ChatGPT
OpenAI Rushes To Block ChatGPT From Creating Fake S*x Crime Scene Images Pexels

OpenAI has moved to tighten safeguards around ChatGPT after researchers revealed that the chatbot could be persuaded to generate graphic and s***alised images through a modified prompt.

The issue was uncovered by British AI security startup Mindgard, whose researchers found that a slight alteration to a widely circulated instruction could lead ChatGPT to create disturbing content. After being contacted by the BBC, OpenAI said it had investigated the issue and introduced extra protections designed to prevent the chatbot from responding with similar image requests.
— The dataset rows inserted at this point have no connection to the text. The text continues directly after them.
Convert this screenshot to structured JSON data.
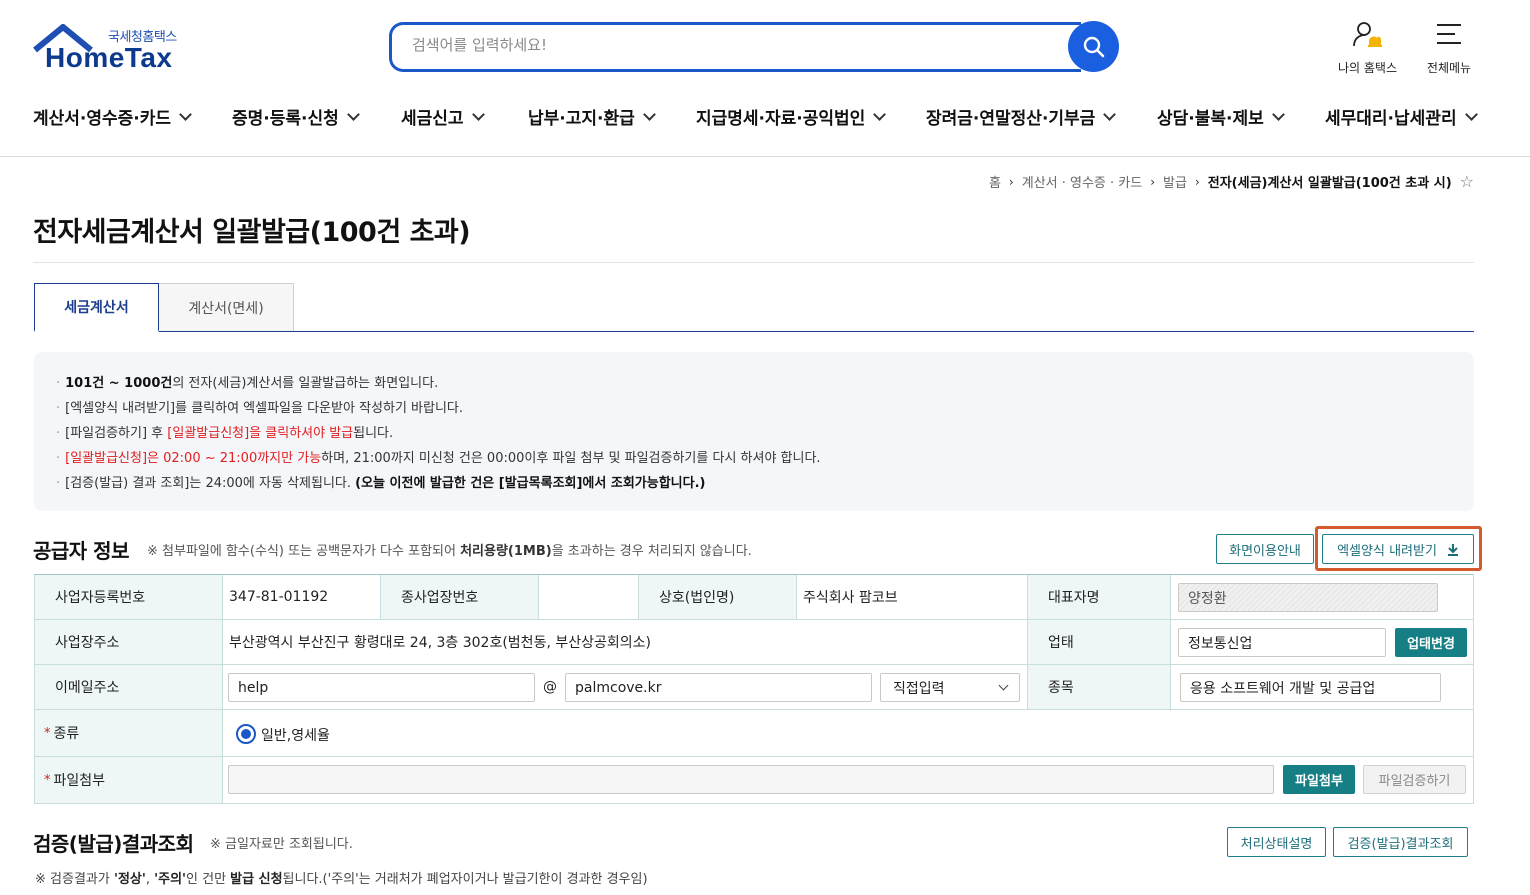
{
  "header": {
    "logo_sub": "국세청홈택스",
    "logo_main": "HomeTax",
    "search_placeholder": "검색어를 입력하세요!",
    "my_hometax": "나의 홈택스",
    "all_menu": "전체메뉴"
  },
  "gnb": [
    "계산서·영수증·카드",
    "증명·등록·신청",
    "세금신고",
    "납부·고지·환급",
    "지급명세·자료·공익법인",
    "장려금·연말정산·기부금",
    "상담·불복·제보",
    "세무대리·납세관리"
  ],
  "breadcrumb": {
    "home": "홈",
    "level1": "계산서 · 영수증 · 카드",
    "level2": "발급",
    "current": "전자(세금)계산서 일괄발급(100건 초과 시)"
  },
  "page_title": "전자세금계산서 일괄발급(100건 초과)",
  "tabs": [
    "세금계산서",
    "계산서(면세)"
  ],
  "info": {
    "l1_bold": "101건 ~ 1000건",
    "l1_rest": "의 전자(세금)계산서를 일괄발급하는 화면입니다.",
    "l2": "[엑셀양식 내려받기]를 클릭하여 엑셀파일을 다운받아 작성하기 바랍니다.",
    "l3_pre": "[파일검증하기] 후 ",
    "l3_red": "[일괄발급신청]을 클릭하셔야 발급",
    "l3_post": "됩니다.",
    "l4_red": "[일괄발급신청]은 02:00 ~ 21:00까지만 가능",
    "l4_rest": "하며, 21:00까지 미신청 건은 00:00이후 파일 첨부 및 파일검증하기를 다시 하셔야 합니다.",
    "l5_pre": "[검증(발급) 결과 조회]는 24:00에 자동 삭제됩니다. ",
    "l5_bold": "(오늘 이전에 발급한 건은 [발급목록조회]에서 조회가능합니다.)"
  },
  "supplier": {
    "title": "공급자 정보",
    "note_pre": "※ 첨부파일에 함수(수식) 또는 공백문자가 다수 포함되어 ",
    "note_bold": "처리용량(1MB)",
    "note_post": "을 초과하는 경우 처리되지 않습니다.",
    "btn_guide": "화면이용안내",
    "btn_excel": "엑셀양식 내려받기",
    "labels": {
      "biz_no": "사업자등록번호",
      "sub_biz_no": "종사업장번호",
      "company": "상호(법인명)",
      "ceo": "대표자명",
      "address": "사업장주소",
      "biz_type": "업태",
      "email": "이메일주소",
      "item": "종목",
      "kind": "종류",
      "file": "파일첨부"
    },
    "values": {
      "biz_no": "347-81-01192",
      "sub_biz_no": "",
      "company": "주식회사 팜코브",
      "ceo": "양정환",
      "address": "부산광역시 부산진구 황령대로 24, 3층 302호(범천동, 부산상공회의소)",
      "biz_type": "정보통신업",
      "email_id": "help",
      "email_at": "@",
      "email_domain": "palmcove.kr",
      "email_select": "직접입력",
      "item": "응용 소프트웨어 개발 및 공급업",
      "kind_option": "일반,영세율"
    },
    "btn_biz_change": "업태변경",
    "btn_attach": "파일첨부",
    "btn_verify": "파일검증하기",
    "required_mark": "*"
  },
  "result": {
    "title": "검증(발급)결과조회",
    "note": "※ 금일자료만 조회됩니다.",
    "btn_status": "처리상태설명",
    "btn_query": "검증(발급)결과조회",
    "bottom_pre": "※ 검증결과가 ",
    "bottom_b1": "'정상'",
    "bottom_mid1": ", ",
    "bottom_b2": "'주의'",
    "bottom_mid2": "인 건만 ",
    "bottom_b3": "발급 신청",
    "bottom_post": "됩니다.('주의'는 거래처가 폐업자이거나 발급기한이 경과한 경우임)"
  }
}
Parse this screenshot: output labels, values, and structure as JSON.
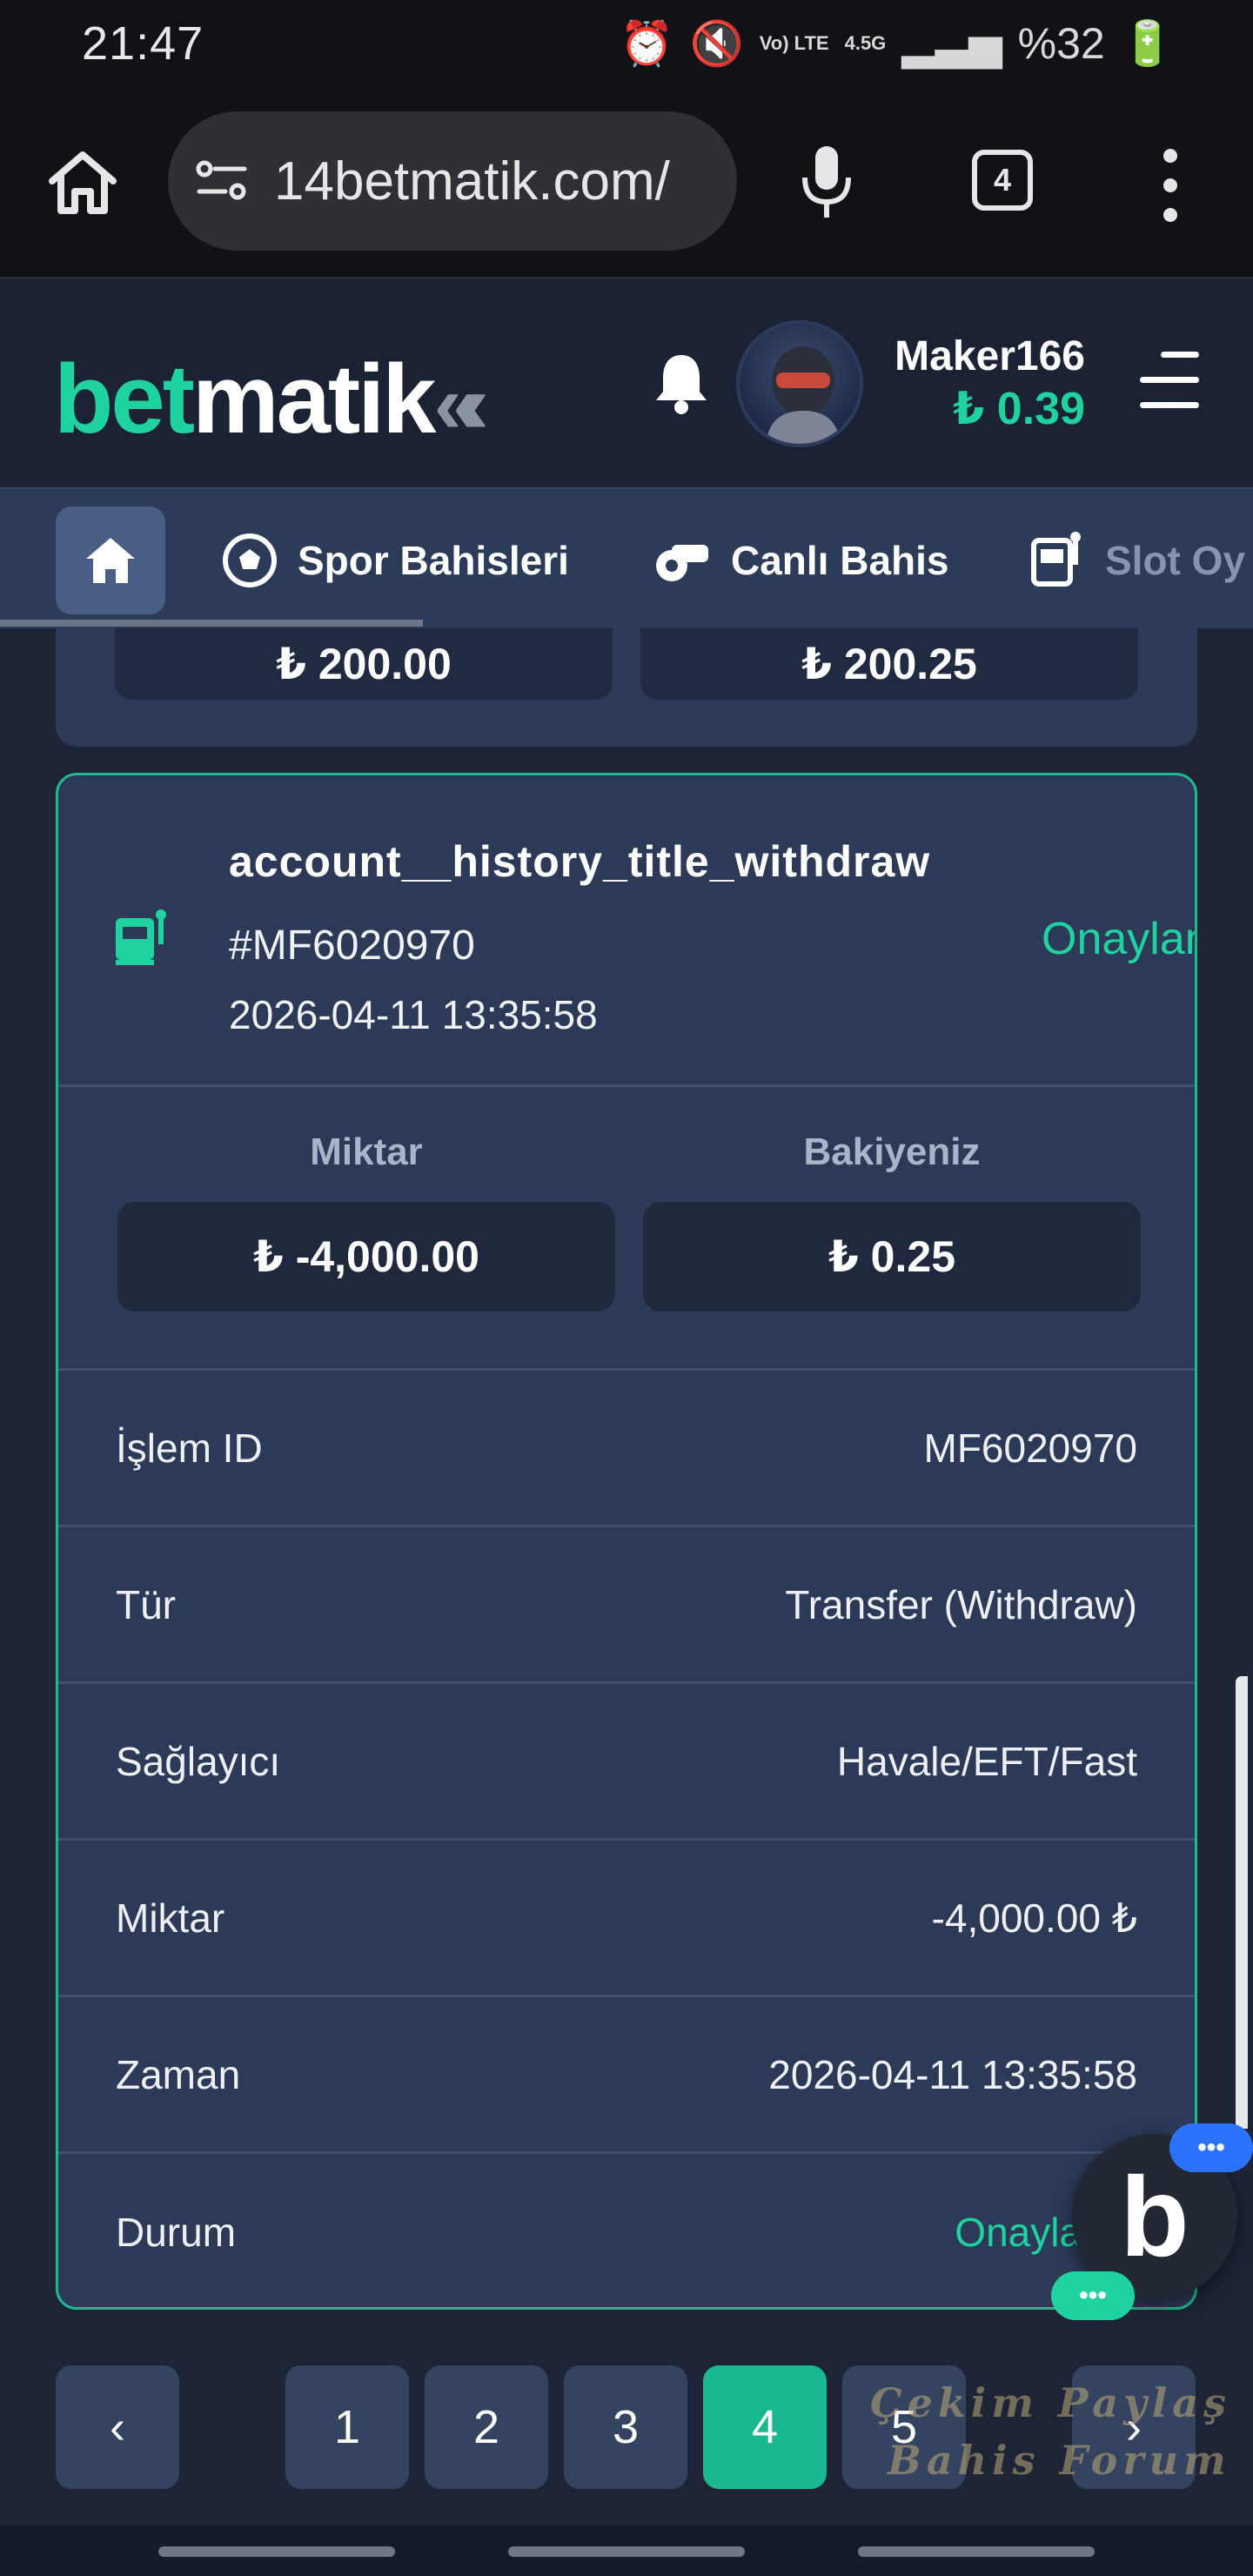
{
  "status_bar": {
    "time": "21:47",
    "network_top": "Vo) LTE",
    "network_speed": "4.5G",
    "battery": "%32"
  },
  "browser": {
    "url": "14betmatik.com/",
    "tab_count": "4"
  },
  "header": {
    "logo_bet": "bet",
    "logo_matik": "matik",
    "username": "Maker166",
    "balance": "₺ 0.39"
  },
  "nav": {
    "items": [
      {
        "label": "Spor Bahisleri"
      },
      {
        "label": "Canlı Bahis"
      },
      {
        "label": "Slot Oy"
      }
    ]
  },
  "previous_card": {
    "left_value": "₺ 200.00",
    "right_value": "₺ 200.25"
  },
  "transaction": {
    "title": "account__history_title_withdraw",
    "ref": "#MF6020970",
    "date": "2026-04-11 13:35:58",
    "status": "Onaylandı",
    "amount_label": "Miktar",
    "amount_value": "₺ -4,000.00",
    "balance_label": "Bakiyeniz",
    "balance_value": "₺ 0.25",
    "details": [
      {
        "key": "İşlem ID",
        "value": "MF6020970"
      },
      {
        "key": "Tür",
        "value": "Transfer (Withdraw)"
      },
      {
        "key": "Sağlayıcı",
        "value": "Havale/EFT/Fast"
      },
      {
        "key": "Miktar",
        "value": "-4,000.00 ₺"
      },
      {
        "key": "Zaman",
        "value": "2026-04-11 13:35:58"
      },
      {
        "key": "Durum",
        "value": "Onaylandı"
      }
    ]
  },
  "chat": {
    "badge_letter": "b",
    "dots": "•••"
  },
  "pagination": {
    "prev": "‹",
    "next": "›",
    "pages": [
      "1",
      "2",
      "3",
      "4",
      "5"
    ],
    "current": "4"
  },
  "watermark": {
    "line1": "Çekim Paylaş",
    "line2": "Bahis Forum"
  },
  "colors": {
    "accent": "#1fd3a0",
    "card_bg": "#2c3a58",
    "page_bg": "#1c2436",
    "active_page": "#1ab88f"
  }
}
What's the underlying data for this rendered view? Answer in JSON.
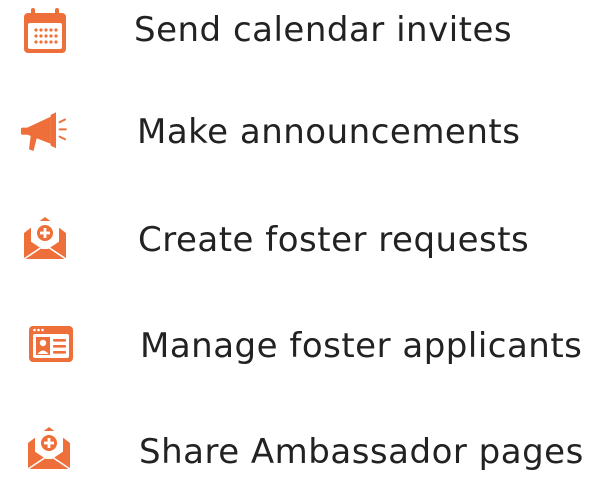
{
  "accent_color": "#EE6F3A",
  "text_color": "#222222",
  "features": [
    {
      "icon": "calendar-icon",
      "label": "Send calendar invites"
    },
    {
      "icon": "megaphone-icon",
      "label": "Make announcements"
    },
    {
      "icon": "envelope-plus-icon",
      "label": "Create foster requests"
    },
    {
      "icon": "profile-card-icon",
      "label": "Manage foster applicants"
    },
    {
      "icon": "envelope-plus-icon",
      "label": "Share Ambassador pages"
    }
  ]
}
The company stressed that it already has multiple layers of safeguards intended to stop content that breaches its policies. However, the researchers behind the discovery said that further small changes to the prompt still allowed concerning material to be produced.

The findings have once again highlighted the challenge AI developers face in preventing users from bypassing safety systems while maintaining the capabilities of increasingly powerful models.

A Simple Prompt Led to Disturbing Results

Mindgard specialises in red-teaming, a process in which security researchers attempt to find weaknesses in AI systems so developers can address them. According to the company, its researchers discovered that an apparently harmless instruction could result in ChatGPT generating graphic imagery without directly requesting such content.

The BBC reviewed examples produced by OpenAI's GPT-5.4 model after it was prompted using the modified instruction. Mindgard founder Peter Garraghan described the resulting images as 'very gruesome, sometimes s***alised, sometimes both together'.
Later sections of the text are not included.